Wetlands provide critical habitat for wild plants and animals, including more than 20 percent of Ontario’s species at risk. They play a vital role purifying water, controlling floods, reducing erosion and mitigating climate change. These benefits, provided for free, are valued at over $51 billion per year in southern Ontario alone.
Yet wetlands have long been vilified as useless swamps and sloughs – dark, damp, unproductive places to be drained and paved over without a second thought. Sadly, we have lost over 70 percent of our wetlands in southern Ontario and these losses continue. In some places, like Niagara, the loss exceeds 90 percent.

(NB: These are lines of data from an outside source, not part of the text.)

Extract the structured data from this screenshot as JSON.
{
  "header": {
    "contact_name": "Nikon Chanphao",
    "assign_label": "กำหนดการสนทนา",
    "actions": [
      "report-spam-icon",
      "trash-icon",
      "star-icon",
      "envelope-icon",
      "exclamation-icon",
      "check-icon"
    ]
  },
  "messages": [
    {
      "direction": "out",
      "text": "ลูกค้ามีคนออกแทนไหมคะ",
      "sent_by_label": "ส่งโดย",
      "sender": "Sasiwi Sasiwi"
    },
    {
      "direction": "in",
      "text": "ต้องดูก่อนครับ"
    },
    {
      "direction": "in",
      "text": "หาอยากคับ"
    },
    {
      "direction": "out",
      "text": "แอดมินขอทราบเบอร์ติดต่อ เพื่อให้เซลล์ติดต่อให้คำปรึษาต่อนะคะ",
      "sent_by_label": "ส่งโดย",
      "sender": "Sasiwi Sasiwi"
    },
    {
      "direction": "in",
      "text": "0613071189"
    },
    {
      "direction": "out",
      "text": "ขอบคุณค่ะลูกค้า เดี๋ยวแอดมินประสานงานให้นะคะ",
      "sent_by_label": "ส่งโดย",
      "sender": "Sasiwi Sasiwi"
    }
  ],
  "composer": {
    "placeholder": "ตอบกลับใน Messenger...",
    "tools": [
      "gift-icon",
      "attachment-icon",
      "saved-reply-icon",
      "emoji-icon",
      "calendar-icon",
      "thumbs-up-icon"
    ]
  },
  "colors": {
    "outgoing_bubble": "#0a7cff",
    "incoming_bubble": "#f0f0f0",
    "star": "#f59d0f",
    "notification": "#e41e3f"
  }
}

What little remains of wetlands in the Niagara region, such as the provincially significant Frenchman’s Creek wetland complex near Fort Erie, merit protection. But many local politicians, and even the local Niagara Peninsula Conservation Authority (NPCA), are keen to open up wetlands to development. They speak of ‘balancing’ environment with other interests, such as housing.
great egret, credit: Danny Correia
By what standards could balance be equated with further encroachment on the less than 10 percent of wetlands that remain in Niagara? For that matter, why is development in the few remaining wetlands being championed by a conservation authority?
Somehow, the NPCA and others are pinning their hopes on the provincial government’s proposed new wetlands strategy, to be released for public review and comment this spring.
Blanding’s turtle, credit: Tracy Parker
The government’s goal, ostensibly, is to strengthen existing policies to halt wetland loss and ensure that wetlands are protected and restored. Part of the plan is to introduce a trade-off mechanism known as “biodiversity offsetting.” Offsets would allow wetlands to be destroyed under certain conditions, but only if they were restored or replaced elsewhere.
Such a mechanism could be appropriate in some situations, but only if the government sets strict, clear rules for offsetting, geared to ensure a net gain for wetlands and biodiversity. If not, offsetting may serve to circumvent policies that currently protect significant wetlands and open them up to further development.
Among other things, the government needs to set limits to offsetting, recognizing that it is inappropriate in some places and under some circumstances. Niagara is one such place – something that should be plainly obvious to local politicians, forward-thinking developers and certainly conservation authorities.